School Library Journal
Gr 6-10-Sara Moone, 15, has found a perfect way to disconnect herself from anyone or anything that threatens to penetrate her prickly armor-she stores her feelings in a computer. Her latest foster home is with the Huddlestons on their Ontario farm. Ma is a nonstop talker and her husband is laconic. Sara soon treats her four-year-old foster brother, Josh, to the cruel pinching game referred to in the title. But slowly her icy defenses thaw, and she begins to let her new family, her social worker, and a local young man into her world. She must deal simultaneously with her other foster brother, Nick, who is eager to be rid of her, and with the arrival of a woman who claims to be her birth mother. When Nick sets a fire in the barn, Sara's buried memory of a fire is triggered, and something painful inside her is released. Her first-person narrative, with its informal language and strong sense of immediacy, has high YA appeal. The themes of the boundaries of parent-child relationships, loss, and the fragile situations of children who must adapt to abandonment are sensitively explored.
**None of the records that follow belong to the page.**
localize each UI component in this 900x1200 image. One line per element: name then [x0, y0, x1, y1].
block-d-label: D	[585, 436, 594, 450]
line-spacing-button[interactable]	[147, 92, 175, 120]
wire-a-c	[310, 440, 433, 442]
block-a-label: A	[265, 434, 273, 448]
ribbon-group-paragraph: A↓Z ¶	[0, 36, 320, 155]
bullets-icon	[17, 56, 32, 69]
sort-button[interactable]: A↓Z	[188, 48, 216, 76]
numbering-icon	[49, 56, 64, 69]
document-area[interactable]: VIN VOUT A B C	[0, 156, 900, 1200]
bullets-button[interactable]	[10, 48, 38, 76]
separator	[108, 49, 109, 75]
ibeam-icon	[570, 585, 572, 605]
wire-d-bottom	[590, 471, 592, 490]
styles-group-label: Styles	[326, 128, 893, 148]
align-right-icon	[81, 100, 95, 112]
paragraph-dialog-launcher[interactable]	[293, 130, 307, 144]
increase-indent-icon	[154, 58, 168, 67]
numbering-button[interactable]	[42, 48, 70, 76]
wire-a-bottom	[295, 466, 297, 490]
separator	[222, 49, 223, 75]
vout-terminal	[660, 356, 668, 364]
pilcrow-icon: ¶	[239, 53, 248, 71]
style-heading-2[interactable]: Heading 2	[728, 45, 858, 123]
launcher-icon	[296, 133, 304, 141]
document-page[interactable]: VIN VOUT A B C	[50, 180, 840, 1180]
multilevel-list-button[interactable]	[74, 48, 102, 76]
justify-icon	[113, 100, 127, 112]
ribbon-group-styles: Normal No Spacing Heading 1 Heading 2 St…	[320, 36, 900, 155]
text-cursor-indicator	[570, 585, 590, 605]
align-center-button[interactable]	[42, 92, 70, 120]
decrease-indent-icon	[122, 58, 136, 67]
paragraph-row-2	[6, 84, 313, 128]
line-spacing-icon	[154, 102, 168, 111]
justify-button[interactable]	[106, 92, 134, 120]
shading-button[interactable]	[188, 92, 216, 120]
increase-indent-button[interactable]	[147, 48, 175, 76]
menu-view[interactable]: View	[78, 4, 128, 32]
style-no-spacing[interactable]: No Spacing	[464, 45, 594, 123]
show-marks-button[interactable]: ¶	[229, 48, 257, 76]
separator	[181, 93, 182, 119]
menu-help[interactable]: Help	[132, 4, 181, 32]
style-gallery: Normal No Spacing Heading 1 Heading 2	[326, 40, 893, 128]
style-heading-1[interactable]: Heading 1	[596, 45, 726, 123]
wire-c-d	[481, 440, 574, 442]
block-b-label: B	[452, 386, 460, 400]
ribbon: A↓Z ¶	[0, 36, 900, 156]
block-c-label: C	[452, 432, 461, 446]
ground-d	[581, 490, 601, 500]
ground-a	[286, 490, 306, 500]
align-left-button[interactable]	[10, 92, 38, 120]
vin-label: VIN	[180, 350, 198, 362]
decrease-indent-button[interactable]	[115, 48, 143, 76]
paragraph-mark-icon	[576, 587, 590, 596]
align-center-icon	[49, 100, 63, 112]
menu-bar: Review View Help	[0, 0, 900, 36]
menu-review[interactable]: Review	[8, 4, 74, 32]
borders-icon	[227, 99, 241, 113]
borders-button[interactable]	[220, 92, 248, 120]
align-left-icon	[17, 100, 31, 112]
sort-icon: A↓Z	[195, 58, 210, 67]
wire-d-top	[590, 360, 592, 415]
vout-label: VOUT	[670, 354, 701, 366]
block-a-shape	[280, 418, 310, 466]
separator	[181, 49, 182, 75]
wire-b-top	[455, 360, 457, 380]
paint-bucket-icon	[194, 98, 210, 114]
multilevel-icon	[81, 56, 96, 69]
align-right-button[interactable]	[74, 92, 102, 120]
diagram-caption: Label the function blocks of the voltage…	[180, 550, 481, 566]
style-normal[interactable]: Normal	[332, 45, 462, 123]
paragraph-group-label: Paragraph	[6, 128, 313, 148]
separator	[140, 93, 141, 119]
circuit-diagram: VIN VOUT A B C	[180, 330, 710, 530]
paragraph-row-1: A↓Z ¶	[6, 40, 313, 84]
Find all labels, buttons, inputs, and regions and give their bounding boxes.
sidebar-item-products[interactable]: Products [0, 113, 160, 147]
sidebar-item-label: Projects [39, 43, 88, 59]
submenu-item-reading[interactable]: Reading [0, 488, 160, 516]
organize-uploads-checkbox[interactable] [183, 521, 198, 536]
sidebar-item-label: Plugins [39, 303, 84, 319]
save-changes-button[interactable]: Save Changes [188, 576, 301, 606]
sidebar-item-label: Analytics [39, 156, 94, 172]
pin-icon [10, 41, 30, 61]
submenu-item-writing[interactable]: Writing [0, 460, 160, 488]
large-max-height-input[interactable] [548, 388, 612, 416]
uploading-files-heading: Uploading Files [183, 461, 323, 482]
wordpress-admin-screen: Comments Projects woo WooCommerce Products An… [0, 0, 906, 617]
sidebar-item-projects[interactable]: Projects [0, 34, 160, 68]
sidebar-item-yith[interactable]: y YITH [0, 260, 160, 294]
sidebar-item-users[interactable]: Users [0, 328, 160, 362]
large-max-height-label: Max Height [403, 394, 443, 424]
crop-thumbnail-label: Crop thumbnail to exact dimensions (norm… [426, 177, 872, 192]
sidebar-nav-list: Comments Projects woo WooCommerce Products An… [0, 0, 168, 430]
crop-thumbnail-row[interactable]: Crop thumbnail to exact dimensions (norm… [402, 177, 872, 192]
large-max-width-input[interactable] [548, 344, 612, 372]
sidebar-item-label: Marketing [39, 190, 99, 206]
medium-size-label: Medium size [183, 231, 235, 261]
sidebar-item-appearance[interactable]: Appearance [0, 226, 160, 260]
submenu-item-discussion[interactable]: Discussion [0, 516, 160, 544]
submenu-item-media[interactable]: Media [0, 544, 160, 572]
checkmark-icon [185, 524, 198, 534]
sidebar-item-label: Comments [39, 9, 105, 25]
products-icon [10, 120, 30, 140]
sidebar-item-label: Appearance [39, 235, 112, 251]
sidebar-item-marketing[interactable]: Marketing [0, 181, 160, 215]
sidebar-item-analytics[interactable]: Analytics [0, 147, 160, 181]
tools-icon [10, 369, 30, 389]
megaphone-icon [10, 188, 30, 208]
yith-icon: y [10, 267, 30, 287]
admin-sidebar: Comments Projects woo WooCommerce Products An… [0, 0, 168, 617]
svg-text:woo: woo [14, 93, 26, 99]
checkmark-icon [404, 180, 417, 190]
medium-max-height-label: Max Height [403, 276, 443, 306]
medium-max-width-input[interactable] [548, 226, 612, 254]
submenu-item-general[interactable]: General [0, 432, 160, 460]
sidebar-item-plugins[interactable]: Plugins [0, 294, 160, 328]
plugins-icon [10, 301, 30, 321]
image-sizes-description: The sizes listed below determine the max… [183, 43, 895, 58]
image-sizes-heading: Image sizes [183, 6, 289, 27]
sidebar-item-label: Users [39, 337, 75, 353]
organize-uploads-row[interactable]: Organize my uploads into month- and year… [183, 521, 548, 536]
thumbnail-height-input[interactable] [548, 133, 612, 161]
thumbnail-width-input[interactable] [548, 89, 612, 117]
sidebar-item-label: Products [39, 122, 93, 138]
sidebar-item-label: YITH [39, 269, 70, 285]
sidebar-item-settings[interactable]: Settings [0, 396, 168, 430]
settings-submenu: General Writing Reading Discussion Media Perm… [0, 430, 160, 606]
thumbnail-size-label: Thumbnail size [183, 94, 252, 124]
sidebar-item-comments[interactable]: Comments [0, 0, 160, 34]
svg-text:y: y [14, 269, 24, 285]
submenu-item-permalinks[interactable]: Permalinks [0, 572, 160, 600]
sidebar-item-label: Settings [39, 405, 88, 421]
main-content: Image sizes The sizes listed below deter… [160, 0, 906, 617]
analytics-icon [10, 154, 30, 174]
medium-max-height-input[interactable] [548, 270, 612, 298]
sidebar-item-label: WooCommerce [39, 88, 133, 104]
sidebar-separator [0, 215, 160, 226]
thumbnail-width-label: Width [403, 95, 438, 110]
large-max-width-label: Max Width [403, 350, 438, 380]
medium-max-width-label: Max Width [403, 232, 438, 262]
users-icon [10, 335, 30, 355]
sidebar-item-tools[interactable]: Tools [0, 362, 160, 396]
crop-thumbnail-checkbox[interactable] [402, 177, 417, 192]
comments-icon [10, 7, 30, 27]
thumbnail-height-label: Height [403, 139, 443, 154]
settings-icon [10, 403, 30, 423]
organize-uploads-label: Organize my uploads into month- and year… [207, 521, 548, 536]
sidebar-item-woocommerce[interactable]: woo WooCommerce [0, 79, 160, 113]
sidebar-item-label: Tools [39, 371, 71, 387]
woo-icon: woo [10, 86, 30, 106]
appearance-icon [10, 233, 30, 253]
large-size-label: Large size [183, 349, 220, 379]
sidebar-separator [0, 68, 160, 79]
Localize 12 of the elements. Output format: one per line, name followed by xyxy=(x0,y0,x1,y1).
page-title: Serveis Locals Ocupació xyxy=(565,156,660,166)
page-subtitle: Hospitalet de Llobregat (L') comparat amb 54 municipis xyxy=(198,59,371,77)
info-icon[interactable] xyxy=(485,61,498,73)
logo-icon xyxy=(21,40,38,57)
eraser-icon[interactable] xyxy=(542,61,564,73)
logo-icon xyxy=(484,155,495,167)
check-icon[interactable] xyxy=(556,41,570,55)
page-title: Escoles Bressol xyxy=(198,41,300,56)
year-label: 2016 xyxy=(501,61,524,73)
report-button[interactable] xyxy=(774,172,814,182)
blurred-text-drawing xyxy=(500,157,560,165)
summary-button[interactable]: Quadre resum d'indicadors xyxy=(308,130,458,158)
Each of the supporting characters emerges distinctly, and the woman who says she's Sara's mother is especially compelling. Reminiscent in power and theme of Betsy Byars's The Pinballs (HarperCollins, 1977), but for an older audience, this novel speaks volumes about the complexity of relationships and human affection.-Carolyn Noah, Central Mass. Regional Library System, Worcester, MA
Excellent insight into the world of a foster child!